Ora, não é difícil perceber que o verso nos leva ao pós-vida, ao momento de prestar contas perante o Criador. Já foi dito que ser rico não é pecado; pecado é ajuntar tesouros com impiedade. E impiedade é ser corrompido e corromper, de algum modo, a fim de obter bens e riquezas. O verso nos diz que quem atua com justiça se livra da morte, logo, quem atua com impiedade terá a morte como destino. E, apesar de o Inferno ser algo tangível (não com significado de palpável, mas no sentido figurado de ser possível crer em sua existência), em termos Bíblicos “morte” também é “separação de Deus”. Somando um raciocínio ao outro, chegado ao ser humano o momento de sua morte física, no além para ele será a Eternidade sem Deus, ou, justamente, o Inferno.

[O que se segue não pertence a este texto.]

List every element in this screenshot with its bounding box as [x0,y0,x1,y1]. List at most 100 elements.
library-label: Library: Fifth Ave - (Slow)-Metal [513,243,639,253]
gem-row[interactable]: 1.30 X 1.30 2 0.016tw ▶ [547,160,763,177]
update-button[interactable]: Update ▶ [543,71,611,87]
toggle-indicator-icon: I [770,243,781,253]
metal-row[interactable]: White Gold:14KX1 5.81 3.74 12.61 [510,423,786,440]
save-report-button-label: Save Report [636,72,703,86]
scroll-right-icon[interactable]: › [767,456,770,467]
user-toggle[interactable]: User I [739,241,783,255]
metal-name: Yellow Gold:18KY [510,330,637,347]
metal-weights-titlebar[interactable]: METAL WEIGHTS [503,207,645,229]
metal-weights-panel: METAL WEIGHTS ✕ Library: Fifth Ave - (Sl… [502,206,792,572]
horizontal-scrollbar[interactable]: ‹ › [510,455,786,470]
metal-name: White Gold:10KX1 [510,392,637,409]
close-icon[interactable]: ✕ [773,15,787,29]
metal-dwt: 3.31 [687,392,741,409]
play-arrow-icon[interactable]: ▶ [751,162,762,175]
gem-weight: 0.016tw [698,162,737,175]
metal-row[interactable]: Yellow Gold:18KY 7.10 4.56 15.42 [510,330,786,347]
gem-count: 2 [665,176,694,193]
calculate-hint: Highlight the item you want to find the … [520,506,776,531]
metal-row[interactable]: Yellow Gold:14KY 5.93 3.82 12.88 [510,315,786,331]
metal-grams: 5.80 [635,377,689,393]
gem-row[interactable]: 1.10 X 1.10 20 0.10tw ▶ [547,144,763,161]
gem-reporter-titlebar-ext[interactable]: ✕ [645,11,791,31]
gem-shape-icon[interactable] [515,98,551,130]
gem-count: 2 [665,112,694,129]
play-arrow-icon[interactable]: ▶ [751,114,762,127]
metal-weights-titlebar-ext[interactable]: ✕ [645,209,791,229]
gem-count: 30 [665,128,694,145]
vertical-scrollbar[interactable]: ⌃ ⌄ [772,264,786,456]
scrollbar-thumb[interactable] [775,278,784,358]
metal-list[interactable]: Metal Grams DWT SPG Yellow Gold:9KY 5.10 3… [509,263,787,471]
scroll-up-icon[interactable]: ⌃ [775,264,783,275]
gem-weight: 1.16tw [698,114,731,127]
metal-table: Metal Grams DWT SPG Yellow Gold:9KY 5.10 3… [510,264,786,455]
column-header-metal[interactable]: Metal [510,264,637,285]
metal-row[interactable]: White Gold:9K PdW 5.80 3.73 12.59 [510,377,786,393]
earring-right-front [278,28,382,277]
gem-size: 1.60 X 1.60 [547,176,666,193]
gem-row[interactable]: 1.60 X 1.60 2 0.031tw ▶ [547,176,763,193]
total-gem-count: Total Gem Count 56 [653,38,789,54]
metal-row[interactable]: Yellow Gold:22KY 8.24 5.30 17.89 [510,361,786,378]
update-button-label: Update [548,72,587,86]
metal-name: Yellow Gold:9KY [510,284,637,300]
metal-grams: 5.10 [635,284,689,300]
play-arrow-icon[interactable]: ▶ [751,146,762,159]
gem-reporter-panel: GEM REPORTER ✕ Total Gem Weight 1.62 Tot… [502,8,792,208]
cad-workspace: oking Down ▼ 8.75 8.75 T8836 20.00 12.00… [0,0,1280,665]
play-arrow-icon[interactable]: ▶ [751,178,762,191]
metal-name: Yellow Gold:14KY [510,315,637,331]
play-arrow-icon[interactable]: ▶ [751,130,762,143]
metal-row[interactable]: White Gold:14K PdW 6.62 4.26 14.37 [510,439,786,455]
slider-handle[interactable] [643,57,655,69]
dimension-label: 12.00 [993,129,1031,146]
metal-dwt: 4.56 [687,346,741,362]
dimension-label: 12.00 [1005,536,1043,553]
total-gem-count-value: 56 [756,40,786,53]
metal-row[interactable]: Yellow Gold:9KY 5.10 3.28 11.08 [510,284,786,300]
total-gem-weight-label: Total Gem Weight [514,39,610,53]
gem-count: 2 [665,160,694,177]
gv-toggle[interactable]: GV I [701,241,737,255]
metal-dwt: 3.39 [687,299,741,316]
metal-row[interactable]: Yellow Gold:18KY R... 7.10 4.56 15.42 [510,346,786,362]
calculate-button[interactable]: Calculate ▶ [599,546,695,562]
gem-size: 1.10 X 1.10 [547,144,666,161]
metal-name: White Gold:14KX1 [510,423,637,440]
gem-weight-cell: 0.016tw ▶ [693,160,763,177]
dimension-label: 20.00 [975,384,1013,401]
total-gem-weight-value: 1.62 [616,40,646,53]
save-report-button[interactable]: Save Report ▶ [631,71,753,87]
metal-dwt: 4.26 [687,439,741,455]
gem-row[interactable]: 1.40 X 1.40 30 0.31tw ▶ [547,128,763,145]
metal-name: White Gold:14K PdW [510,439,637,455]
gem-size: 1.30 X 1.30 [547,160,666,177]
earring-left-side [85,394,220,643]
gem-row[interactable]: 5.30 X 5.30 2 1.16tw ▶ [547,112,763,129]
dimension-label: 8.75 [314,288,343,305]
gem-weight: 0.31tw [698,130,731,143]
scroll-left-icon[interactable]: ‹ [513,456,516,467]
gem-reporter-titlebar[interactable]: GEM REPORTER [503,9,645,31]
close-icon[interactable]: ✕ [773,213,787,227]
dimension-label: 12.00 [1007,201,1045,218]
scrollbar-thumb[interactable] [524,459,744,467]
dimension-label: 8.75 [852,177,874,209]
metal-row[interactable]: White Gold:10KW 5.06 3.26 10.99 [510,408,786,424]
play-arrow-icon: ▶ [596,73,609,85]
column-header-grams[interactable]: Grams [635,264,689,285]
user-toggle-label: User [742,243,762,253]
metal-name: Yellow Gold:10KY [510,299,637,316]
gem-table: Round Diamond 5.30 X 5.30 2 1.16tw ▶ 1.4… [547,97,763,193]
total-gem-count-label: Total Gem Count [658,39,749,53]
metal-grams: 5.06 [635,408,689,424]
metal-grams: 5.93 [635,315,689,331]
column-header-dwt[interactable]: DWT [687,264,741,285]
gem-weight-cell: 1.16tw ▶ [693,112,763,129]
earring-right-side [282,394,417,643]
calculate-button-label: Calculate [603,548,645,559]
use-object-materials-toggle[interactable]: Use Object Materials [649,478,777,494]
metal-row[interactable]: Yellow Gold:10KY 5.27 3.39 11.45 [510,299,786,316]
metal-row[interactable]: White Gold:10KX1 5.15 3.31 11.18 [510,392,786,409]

Por conta disso, os que creem em Deus e na Sua Justiça, tomam o cuidado de agir sempre com integridade durante a vida, deixando a impiedade de lado, pois esta equivale à morte. Quem se pôs sob a proteção do Senhor tem paz para viver sua vida do modo como ela naturalmente se desenrola. Há confiança em Deus: estas pessoas sabem que seu sustento vem do Céu, não da força de seus braços. É um modo de pensar e de ver as coisas, isto é, por mais que seja eu quem trabalhe, é o Senhor quem me dá as oportunidades, faz o tempo, dita o modo, enfim, Ele proporciona todas as condições que eu preciso para ser o que sou e fazer o que faço. Eu creio nisso, e não quero jamais “colocar minha cabeça em meu travesseiro”, ao me deitar à noite, e ter de lidar com um “peso” de impiedade qualquer. Quero ser livre (Nele!), e viver de forma leve. Calcado na Justiça de Deus. Agradando-O. Não sei se o ímpio sente algum peso, nem sei se sabe o que é isso. O que sei é que quero estar entre aqueles que se adéquam à segunda parte do verso. Vivo, e não morto. E ao morrer fisicamente, permanecer vivo em Jesus, como prometido está (1 Coríntios 15: 53 a 57, e 58). Ora, logo (se assim for…): Melhor é o pouco, com justiça, do que grandes rendas, com injustiçaProvérbios 16: 8. Que a bendita provisão de Deus, escolhida e separada para cada um de nós, nos seja suficiente nesta vida. E que nenhum de nós penda para a impiedade, visto que à impiedade está atrelado um final infeliz. E definitivo.